Dès mon arrivée, j’ai identifié plusieurs axes d’action : – Renforcer nos métiers de banque de proximité, qui sont au coeur de notre ADN de groupe mutualiste, un important relais de croissance pour le groupe, notamment en termes de développement de nouveaux services liés aux usages digitaux ; – Intégrer au sein de nos banques régionales les expertises et les activités du Crédit Foncier de France afin de renforcer la relation avec nos clients ; – Simplifier notre organisation en intégrant au sein de BPCE les activités d’affacturage, de cautions et garanties, crédit-bail, crédit consommation en plaçant ces métiers au plus près de nos grands réseaux et de nos clients ; – Accélérer la digitalisation du groupe avec une approche « digital inside » pour transformer nos organisations, au service du développement de nos banques. Notre groupe, aujourd’hui 4e banque de la zone euro par la taille de ses fonds propres, doit se préparer aux défis européens et à l’émergence d’une Europe bancaire. Il y a également tout le volet réglementaire, qui régit nos activités, marqué notamment en 2019 par la finalisation de l’entrée en vigueur de Bâle 3.

Dans un monde aussi complexe, comment appréhendez-vous votre fonction de président ?

C’est avant tout une grande responsabilité qui demande, pour préparer l’avenir, d’établir des objectifs clairs en mobilisant l’intelligence collective. En effet, la compréhension et l’adhésion de toutes les équipes sont essentielles à notre réussite. Pour cela, il faut pouvoir développer un mode de management adapté favorisant la bienveillance et l’exigence.

Que retenez-vous de votre passage à HEC ?

J’ai quitté le campus en 1986. Plus que des compétences théoriques, j’ai aussi appris à aborder des dimensions essentielles pour avoir une vision d’ensemble en tant que dirigeant : finance, gestion de l’environnement, la gestion de la mobilisation des équipes… HEC, c’est aussi des principes qui restent et un état d’esprit que sa devise résume très bien : « Apprendre à oser ». C’est enfin une véritable ouverture sur l’international, sur le monde professionnel qui permet aux étudiants de se préparer en amont de leur entrée sur le marché du travail.

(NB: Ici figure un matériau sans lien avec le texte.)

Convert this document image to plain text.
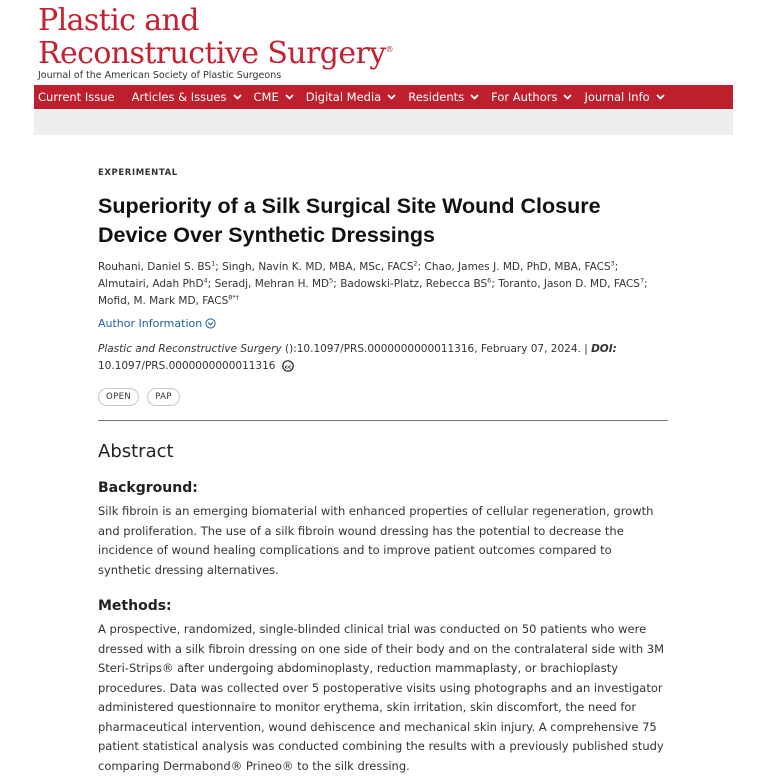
Plastic and
Reconstructive Surgery®
Journal of the American Society of Plastic Surgeons
Current Issue Articles & Issues CME Digital Media Residents For Authors Journal Info
EXPERIMENTAL
Superiority of a Silk Surgical Site Wound Closure Device Over Synthetic Dressings
Rouhani, Daniel S. $BS^1$; Singh, Navin K. MD, MBA, MSc, FACS$^2$; Chao, James J. MD, PhD, MBA, FACS$^3$; Almutairi, Adah PhD$^4$; Seradj, Mehran H. $MD^5$; Badowski-Platz, Rebecca $BS^6$; Toranto, Jason D. MD, FACS$^7$; Mofid, M. Mark MD, $FACS^{8*\dagger}$
Author Information
Plastic and Reconstructive Surgery ():10.1097/PRS.0000000000011316, February 07, 2024. | DOI: 10.1097/PRS.0000000000011316 cc
OPEN	PAP
Abstract
Background:
Silk fibroin is an emerging biomaterial with enhanced properties of cellular regeneration, growth and proliferation. The use of a silk fibroin wound dressing has the potential to decrease the incidence of wound healing complications and to improve patient outcomes compared to synthetic dressing alternatives.
Methods:
A prospective, randomized, single-blinded clinical trial was conducted on 50 patients who were dressed with a silk fibroin dressing on one side of their body and on the contralateral side with 3M Steri-Strips® after undergoing abdominoplasty, reduction mammaplasty, or brachioplasty procedures. Data was collected over 5 postoperative visits using photographs and an investigator administered questionnaire to monitor erythema, skin irritation, skin discomfort, the need for pharmaceutical intervention, wound dehiscence and mechanical skin injury. A comprehensive 75 patient statistical analysis was conducted combining the results with a previously published study comparing Dermabond® Prineo® to the silk dressing.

Notre groupe entretient des relations avec HEC en matière de formation de nos talents mais également avec la création d’une chaire internationale d’enseignement et de recherche «Business Analytics for Future Banking », entre Natixis et HEC Paris. Son objectif est de permettre aux étudiants de travailler sur des cas d’utilisation du Big Data appliqué au monde bancaire, sujet d’actualité majeur pour le secteur de la finance.

Laurent Mignon (H.86) président du directoire du Groupe BPCE depuis le 1er juin 2018, est aussi président du conseil d’administration de Natixis, administrateur de CNP Assurances, de Sopassure, d’Arkema et administrateur de l’AROP. Il était directeur général de Natixis de 2009 à 2018 et membre du directoire du Groupe BPCE depuis 2013. Auparavant il a été successivement à la Banque Indosuez, directeur financier puis directeur général des AGF et enfin associé gérant chez Oddo&Cie. Il est par ailleurs aujourd’hui président de la Fédération Bancaire Française.